RABBITTOWN — Bryan Gray couldn't tell you a single season record or final score from any game during his 11 seasons with East Hall football, but after announcing his retirement from coaching on Wednesday Gray pointed to one crystal clear development.
"At our first spring practice we had 13 kids and three coaches; we had to get a kid out of woodshop and a kid out of auto mechanics just so we could scrimmage," Gray said. "Now we've got 70 kids and 11 coaches."
That is perhaps the most accurate measurement of the Vikings under Gray -- and one of the reasons why he made Wednesday's announcement.
"The timing was right; the program has never been in better hands," said Gray, whose 2017 team went 7-5 and won the program's first state playoff game since 1993. "I feel like we brought the program back to the heights it was under coach Jim Lofton and coach Wayne Bradshaw, and there's a whole group of great coaches here on staff that I feel like are ready to take over if they get that chance."
Gray inherited a program in transition, being promoted to head coach for the 2007 campaign following one season as an assistant. The Vikings struggled through his first three campiagns but have been steady ever since, culminating in three playoff appearances over the last four seasons -- including last season's squad that lit up Class 3A and led the classification in points per game with 45.5 behind senior quarterback Austin Parker (4,563 yards passing, 50 TDs, 3 INTs), senior receivers Sedrion Morse (67 receptions, 1,362 yards, 22 TDs) and Austin Brock (52 receptions, 1,010 yards, 7 TDs) and junior running back Cambren Harrison (1,150 yards rushing, 18 TDs; 794 yards receiving, 6 TDs).

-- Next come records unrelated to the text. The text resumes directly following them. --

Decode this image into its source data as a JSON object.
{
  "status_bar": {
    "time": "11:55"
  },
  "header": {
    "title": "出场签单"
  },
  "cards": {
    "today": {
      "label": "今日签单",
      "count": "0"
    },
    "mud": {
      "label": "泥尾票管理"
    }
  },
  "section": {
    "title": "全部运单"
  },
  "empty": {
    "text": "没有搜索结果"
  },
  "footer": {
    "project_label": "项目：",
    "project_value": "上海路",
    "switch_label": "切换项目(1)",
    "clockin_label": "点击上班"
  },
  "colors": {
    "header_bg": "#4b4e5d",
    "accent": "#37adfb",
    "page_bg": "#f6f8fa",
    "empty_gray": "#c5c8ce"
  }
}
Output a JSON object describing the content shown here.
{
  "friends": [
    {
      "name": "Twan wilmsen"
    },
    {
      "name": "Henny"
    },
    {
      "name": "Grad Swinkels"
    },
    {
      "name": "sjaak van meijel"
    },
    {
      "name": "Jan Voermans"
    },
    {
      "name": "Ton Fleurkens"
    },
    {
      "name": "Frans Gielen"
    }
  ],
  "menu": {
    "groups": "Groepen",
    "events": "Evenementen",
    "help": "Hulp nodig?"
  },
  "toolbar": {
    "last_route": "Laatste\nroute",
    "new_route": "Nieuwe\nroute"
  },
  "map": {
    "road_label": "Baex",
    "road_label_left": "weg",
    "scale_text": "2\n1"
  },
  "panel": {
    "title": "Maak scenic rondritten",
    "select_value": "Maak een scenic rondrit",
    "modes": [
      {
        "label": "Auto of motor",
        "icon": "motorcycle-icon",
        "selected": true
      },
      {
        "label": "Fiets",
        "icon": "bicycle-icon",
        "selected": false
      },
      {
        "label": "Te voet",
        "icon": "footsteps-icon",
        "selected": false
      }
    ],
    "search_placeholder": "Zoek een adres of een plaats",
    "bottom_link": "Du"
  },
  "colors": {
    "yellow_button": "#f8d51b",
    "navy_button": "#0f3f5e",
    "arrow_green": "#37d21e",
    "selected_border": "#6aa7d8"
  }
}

Gray retires with more seasons in charge at Valhalla than anyone except Bradshaw (1987-99) and just ahead of Jim Lofton (1979-86), who were also the only two other coaches to win a state playoff game with the Vikings. He was also tied with Lakeview's Matthew Gruhn as the longest-tenured coach in Hall County after Bruce Miller stepped down from Gainesville earlier this year following 16 seasons.
"It's been an incredible ride," said Gray, who will stay at the school in an administrative role. "It was a very tough decision to make, and I've been stewing on it for about a month now. Administration is something I've been wanting to pursue. But the reason I got into coaching was to mentor and be around these kids, and being in administration is just a chance to do this on a larger scale."
East Hall Principal Jeff Cooper thanked Gray for his service to the Vikings.
"He is the kind of coach you would want to play for as a high school player. He did a great job for us," Cooper said. "We had, what, three wins before he took over. We couldn't have asked for any more than he gave to build the program."
For Gray it was a perfect match. And after traveling to Georgia from California, orginially landing at North Gwinnett High, Gray said he immediately felt at home in Rabbittown.
"I had been coaching college football but really felt like high school was a better fit for me," Gray said. "East Hall was comfortable for me from the start. I liked the small community feel of it. I never got into coaching here with a plan to retire, I just wanted to be around the kids.
"I've got three former players who are pastors now; I've got several who have graduated college and are daddies now. And that's what's important. I don't care about the wins and losses; it's more about the community and the kids and helping them to go on and be successful in life."
Now Gray believes the program is ready to continue its ascent on the field.
"Whoever Mr. Cooper hires will take it to a whole other level," Gray said. "I think we have a staff full of coaches that would make great head coaches. They are tremendous men with tremendous hearts."
For his part Cooper is just getting the search under way.
"I haven't contacted anyone yet since I just found out for sure (Wednesday)," Cooper said. "We'll look inside the program and also outside as we look at what our teaching slots for next look like."